StoryGen Selection of reference images

Thank you for your excellent work! In a previous issue raised by someone else, you mentioned that if one wants to generate a continuous story, they can first generate the first frame of the story in single-frame mode (set stage = 'no'). Then, use the generated frame as the ref_image for generating the next frame of the story, and iteratively generate a coherent and complete story in an autoregressive manner. I have a question: for the story generation task, if I set stage='no' to generate the first frame, and then use the first frame as the reference path to generate the second frame, should the reference path for the third frame be changed to the paths of the first and second frames? If so, would the reference path for the seventh frame be the paths of the first six frames? Or is the reference path always the path of the first generated frame? Or is the reference path the path of the previous frame? (But I personally tried this and felt that the effect was not good.) I hope to get your prompt reply. I'm sorry to bother you! (The attached image is a reproduction of the example in your paper. And my reference image is always fixed to only the first image. I'm not sure if this is correct~)

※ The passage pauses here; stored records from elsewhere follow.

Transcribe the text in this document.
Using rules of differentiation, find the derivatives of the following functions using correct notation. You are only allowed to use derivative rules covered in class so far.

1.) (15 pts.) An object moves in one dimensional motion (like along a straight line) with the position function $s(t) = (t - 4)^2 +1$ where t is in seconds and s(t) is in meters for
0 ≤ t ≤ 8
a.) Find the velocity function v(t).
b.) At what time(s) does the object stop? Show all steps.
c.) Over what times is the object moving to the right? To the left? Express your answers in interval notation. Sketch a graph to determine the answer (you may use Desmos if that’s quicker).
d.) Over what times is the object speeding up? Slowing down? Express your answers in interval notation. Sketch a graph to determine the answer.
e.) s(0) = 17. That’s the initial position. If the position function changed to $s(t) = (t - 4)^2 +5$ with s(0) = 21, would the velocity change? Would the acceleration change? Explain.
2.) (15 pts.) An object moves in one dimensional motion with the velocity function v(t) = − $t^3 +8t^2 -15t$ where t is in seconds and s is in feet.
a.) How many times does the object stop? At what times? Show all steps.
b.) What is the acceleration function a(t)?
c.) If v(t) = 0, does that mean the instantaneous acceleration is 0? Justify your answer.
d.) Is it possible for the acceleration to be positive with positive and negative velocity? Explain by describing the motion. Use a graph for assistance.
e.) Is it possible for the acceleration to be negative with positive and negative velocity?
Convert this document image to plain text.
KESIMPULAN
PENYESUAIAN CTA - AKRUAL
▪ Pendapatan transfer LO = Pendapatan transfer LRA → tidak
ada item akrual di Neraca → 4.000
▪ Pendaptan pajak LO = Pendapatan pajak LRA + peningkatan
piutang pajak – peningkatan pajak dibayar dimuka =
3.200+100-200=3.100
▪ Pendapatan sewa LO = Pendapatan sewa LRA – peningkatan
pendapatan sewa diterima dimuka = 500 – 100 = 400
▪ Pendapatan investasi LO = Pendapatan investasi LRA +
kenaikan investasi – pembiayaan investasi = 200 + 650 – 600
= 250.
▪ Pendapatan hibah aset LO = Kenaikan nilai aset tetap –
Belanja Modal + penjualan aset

Mar 25 '25 05:03 Sunny9998

Thank you for your question. I will address it based on the following points:

Input Transformation: Please refer to the guidelines in previous issues (https://github.com/haoningwu3639/StoryGen/issues/10#issuecomment-2002906594 and https://github.com/haoningwu3639/StoryGen/issues/14#issuecomment-2021797561). You need to convert the narrative texts in the examples into descriptive prompts that are better suited for StoryGen as input.
Autoregressive Generation: Your understanding of the autoregressive process is correct. However, due to GPU computational limitations, we only use up to 3 previous frames as contextual conditions for subsequent generation steps.

Mar 25 '25 07:03 haoningwu3639

Thank you for your attention. I'd like to add the following points:

Please refer to Section G.1 in the paper's appendix, which proves that the number of conditioning frames doesn't have a significant impact on the results. Therefore, it's acceptable to either use the previous three frames as conditioning frames or consistently use the first frame as the conditioning frame. Using the first three frames can introduce more contextual information, while using the first frame can mitigate quality degradation during the generation process. You can make a choice based on your actual situation.
A suitable first frame is crucial for the generation quality, as it will determine the upper bound of the quality throughout the entire generation process. When generating the first frame, you can generate it multiple times to select the result with the highest quality.

Mar 25 '25 09:03 Verg-Avesta